Sure! A large part of the problem has been me, actually. I see a dog coming, and I tense up, because I’m afraid of Ms. Pup’s reaction to the dog. She notices me tensing up and figures there’s something to be tense about. I also have a bad habit of tightening up the leash, which is counterproductive; the more restricted she feels, the more she’ll fight against it. I have to learn to relax and acdt casual.

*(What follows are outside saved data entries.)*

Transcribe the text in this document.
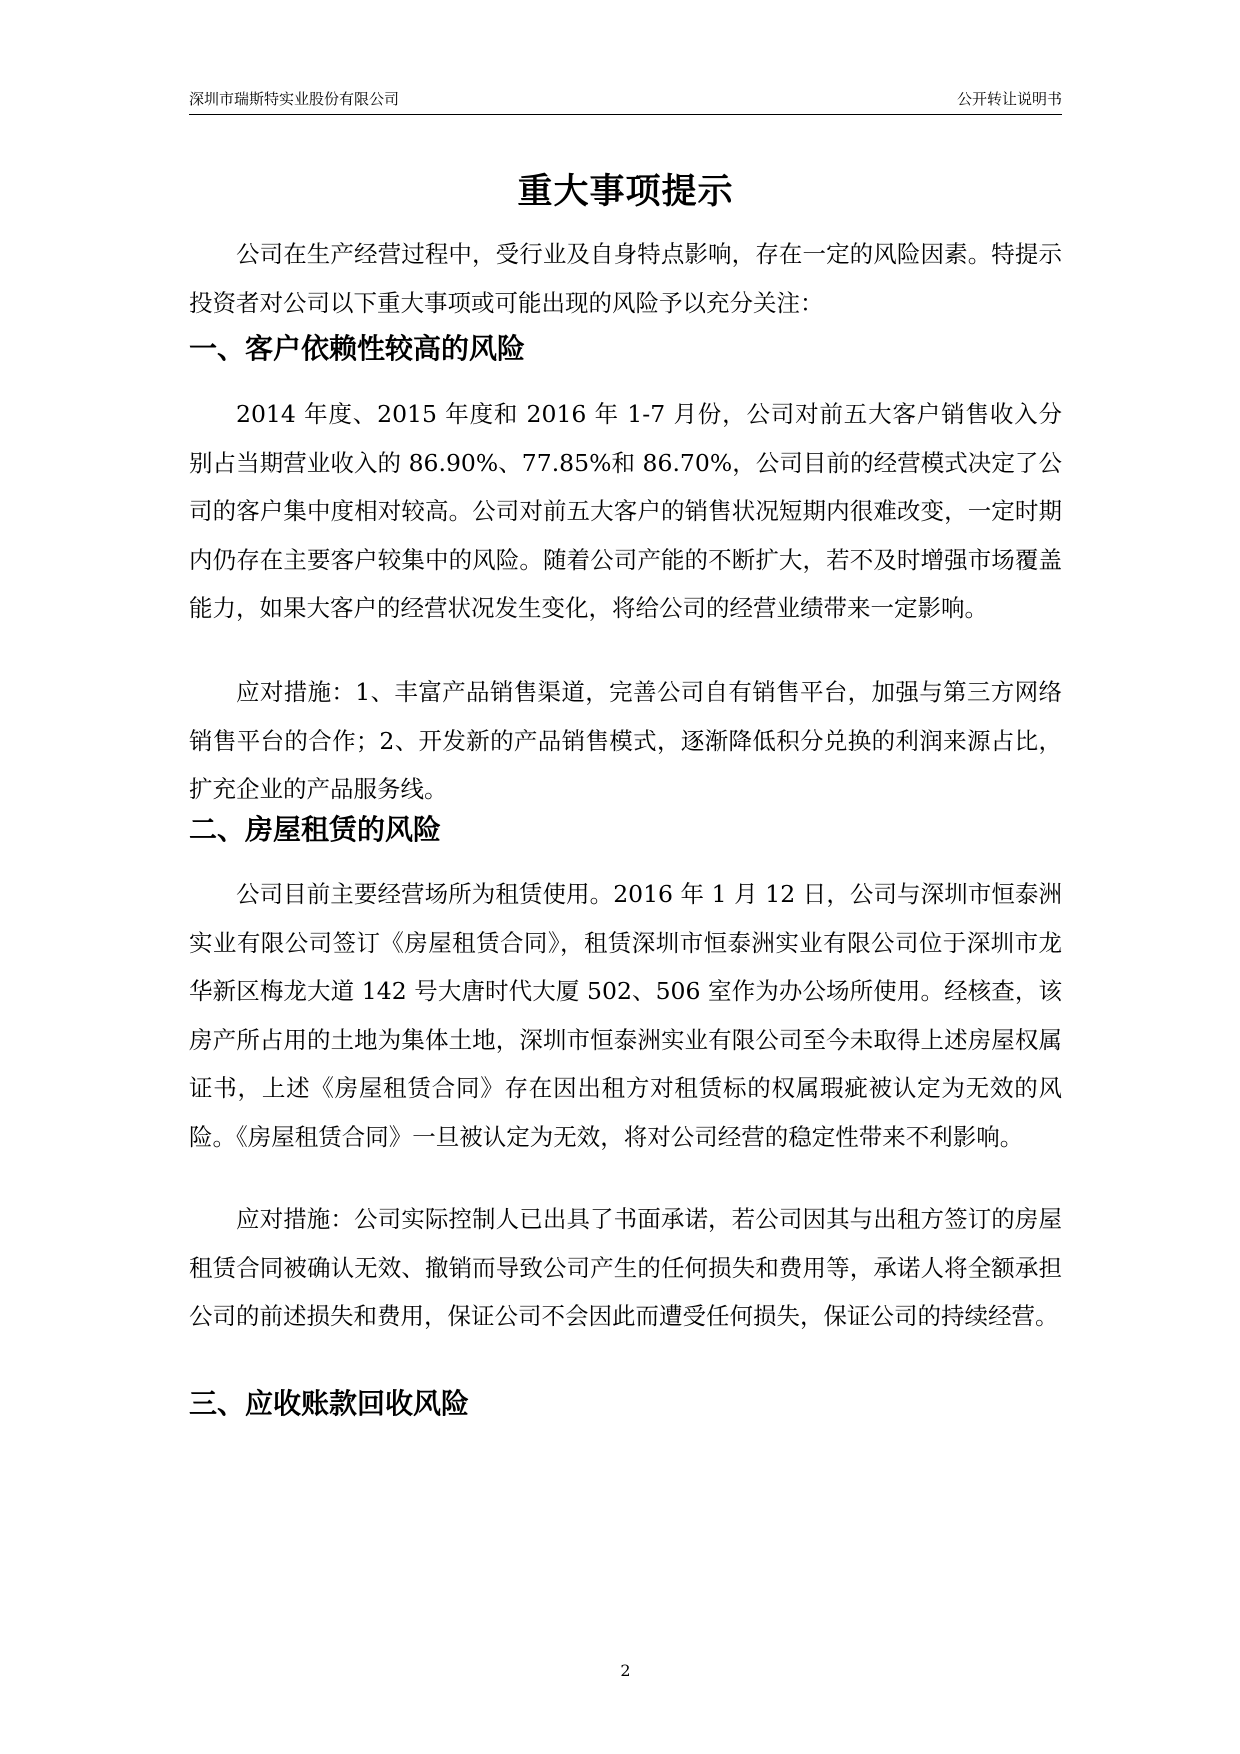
深圳市瑞斯特实业股份有限公司	公开转让说明书
重大事项提示

公司在生产经营过程中，受行业及自身特点影响，存在一定的风险因素。特提示投资者对公司以下重大事项或可能出现的风险予以充分关注：

一、客户依赖性较高的风险

2014 年度、2015 年度和 2016 年 1-7 月份，公司对前五大客户销售收入分别占当期营业收入的 86.90%、77.85%和 86.70%，公司目前的经营模式决定了公司的客户集中度相对较高。公司对前五大客户的销售状况短期内很难改变，一定时期内仍存在主要客户较集中的风险。随着公司产能的不断扩大，若不及时增强市场覆盖能力，如果大客户的经营状况发生变化，将给公司的经营业绩带来一定影响。

应对措施：1、丰富产品销售渠道，完善公司自有销售平台，加强与第三方网络销售平台的合作；2、开发新的产品销售模式，逐渐降低积分兑换的利润来源占比，扩充企业的产品服务线。

二、房屋租赁的风险

公司目前主要经营场所为租赁使用。2016 年 1 月 12 日，公司与深圳市恒泰洲实业有限公司签订《房屋租赁合同》，租赁深圳市恒泰洲实业有限公司位于深圳市龙华新区梅龙大道 142 号大唐时代大厦 502、506 室作为办公场所使用。经核查，该房产所占用的土地为集体土地，深圳市恒泰洲实业有限公司至今未取得上述房屋权属证书，上述《房屋租赁合同》存在因出租方对租赁标的权属瑕疵被认定为无效的风险。《房屋租赁合同》一旦被认定为无效，将对公司经营的稳定性带来不利影响。

应对措施：公司实际控制人已出具了书面承诺，若公司因其与出租方签订的房屋租赁合同被确认无效、撤销而导致公司产生的任何损失和费用等，承诺人将全额承担公司的前述损失和费用，保证公司不会因此而遭受任何损失，保证公司的持续经营。

三、应收账款回收风险
2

If she just notices another dog, that’s okay, but if she reacts to it, tries to interact with it, or otherwise loses focus, I’m to give her a leash correction with a harsh “no”. These don’t hurt (I’ve tried them on my own arm), but they do get the dog’s attention. Putting the dog in a sit-stay if necessary can also help, although if we can casually walk by another dog, that’s preferable. Taking my time and making sure she gets things right, and not progressing until she’s gone through her sit-stay or up-stay properly is really important, because if she thinks she can get away with something, she will. Interestingly, she seems to respond positively to the added discipline and structure.
We’re also restricting her play with other dogs, and having her wear a Gentle Leader every day. The former is supposed to cut down on her automatic association of other dogs = play, and the latter helps me feel and control where her head is moving. Where the head/nose goes, the body tends to follow.
Making sure that our obedience and responses are solid on other commands makes a lot of difference for dog distraction technique too. If she’s responding well to one type of obedience, she’ll respond well to others as well.
This is some of what we’re doing. I hope it explains a bit.